Hope I didn't ramble, and I hope I helped. I'm mostly a lurker here but feel free to pm me or page me if you want. There were a few books that really helped me as well, let me know if you want the titles.
My heart is breaking for so many posters in this thread. Hugs to all of you, and especially Lyss. You and I have a lot in common, and although we took different paths, I hope for peace and happiness for both of us. {{hugs}}
Ah...hugs. I remember when you opened up about this a few months ago. My 4 year old has autism (and OCD, SPD, anxiety, and selective mutism). Our diagnosis journey started with a speech delay (which he now has overcome).
If you ever want to PM back and forth, I'm all ears. Just page so I know to check it.
I can relate so much to many of the things you said. I was an A+ student, as was DH, so the possibility of having anything other than a high-achiever never occurred to us. So we have to mourn that. Bottom line is, we don't know what the future holds, and that is stressful and scary. Even among high-functioning adults with autism or Aspergers, the full-time employment rate is ridiculously low, perhaps less than 10%.
So while all four year olds say stuff like "I want to live with you forever..." I think that in our case, that might be the reality.
Though we've been receiving services for over 2 years and we've had the autism diagnosis for over a year, I'm just now starting to make my own mental health a priority. I'm glad that you are thinking about this now. DH and I are in a good place now, but I believe that 95% of the nasty fights in our marriage were really fueled by the frustration of special needs parenting.
Back on The nest, I did go to the SN board a lot. There are great women there.
I haven't read the thread yet, but I'd begin with Autism Speaks and see if the local chapter has a support group. Even if he doesn't technically have diagnosis, he may be somewhere on the spectrum, and I think it's close enough that you can find value from talking to other parents.
Many cities have local independent autism orgs, too. we have TouchPoint (just merged with Lifeskills). And that's who administers our ABA therapy in the home. They have a parent support group and we are finally going to try it next month.
Also, I just found a church we are going to try who actually has a service specifically tailored towards families with autism.

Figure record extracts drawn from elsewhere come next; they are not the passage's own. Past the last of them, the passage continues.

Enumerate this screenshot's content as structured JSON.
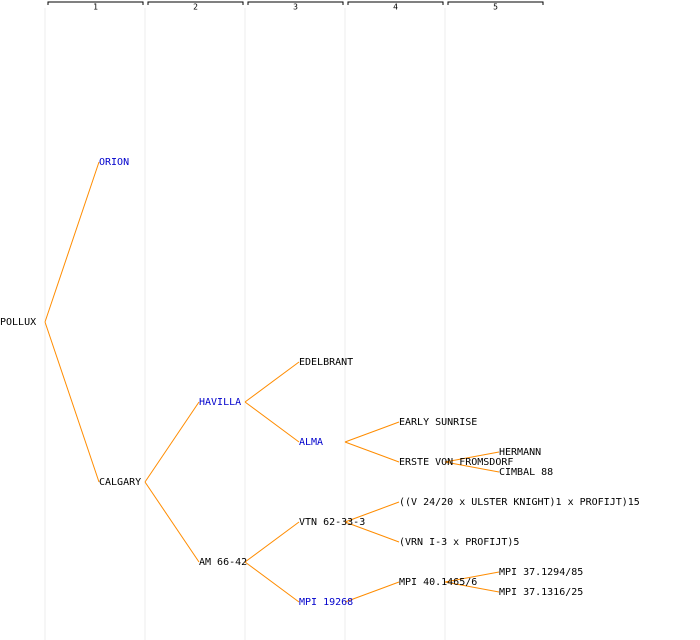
{
  "columns": [
    "1",
    "2",
    "3",
    "4",
    "5"
  ],
  "tree": {
    "label": "POLLUX",
    "children": [
      {
        "label": "ORION",
        "color": "#0000cc"
      },
      {
        "label": "CALGARY",
        "children": [
          {
            "label": "HAVILLA",
            "color": "#0000cc",
            "children": [
              {
                "label": "EDELBRANT"
              },
              {
                "label": "ALMA",
                "color": "#0000cc",
                "children": [
                  {
                    "label": "EARLY SUNRISE"
                  },
                  {
                    "label": "ERSTE VON FROMSDORF",
                    "children": [
                      {
                        "label": "HERMANN"
                      },
                      {
                        "label": "CIMBAL 88"
                      }
                    ]
                  }
                ]
              }
            ]
          },
          {
            "label": "AM 66-42",
            "children": [
              {
                "label": "VTN 62-33-3",
                "children": [
                  {
                    "label": "((V 24/20 x ULSTER KNIGHT)1 x PROFIJT)15"
                  },
                  {
                    "label": "(VRN I-3 x PROFIJT)5"
                  }
                ]
              },
              {
                "label": "MPI 19268",
                "color": "#0000cc",
                "children": [
                  {
                    "label": "MPI 40.1465/6",
                    "children": [
                      {
                        "label": "MPI 37.1294/85"
                      },
                      {
                        "label": "MPI 37.1316/25"
                      }
                    ]
                  }
                ]
              }
            ]
          }
        ]
      }
    ]
  }
}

I miss church, but it has been a total bust in the past 4 years. DH gets too fidgety and loud, so we spend the whole service in the hall. And putting him in the nursery is just not an option, he cries every day at preschool drop off despite the familiar environment and teachers.
I'll read the thread and see if I have anything else to add. Hang in there. You're not crazy, this shit is fucking hard. And having a "normal-LOOKING" child invites so much judgement. Every time someone complains about some brat in public, I just know that's what people think of us.
I'm here for you! I'm on the board sporadically, so like I said, just PM and page (and I'll give my real email address in a PM if you want).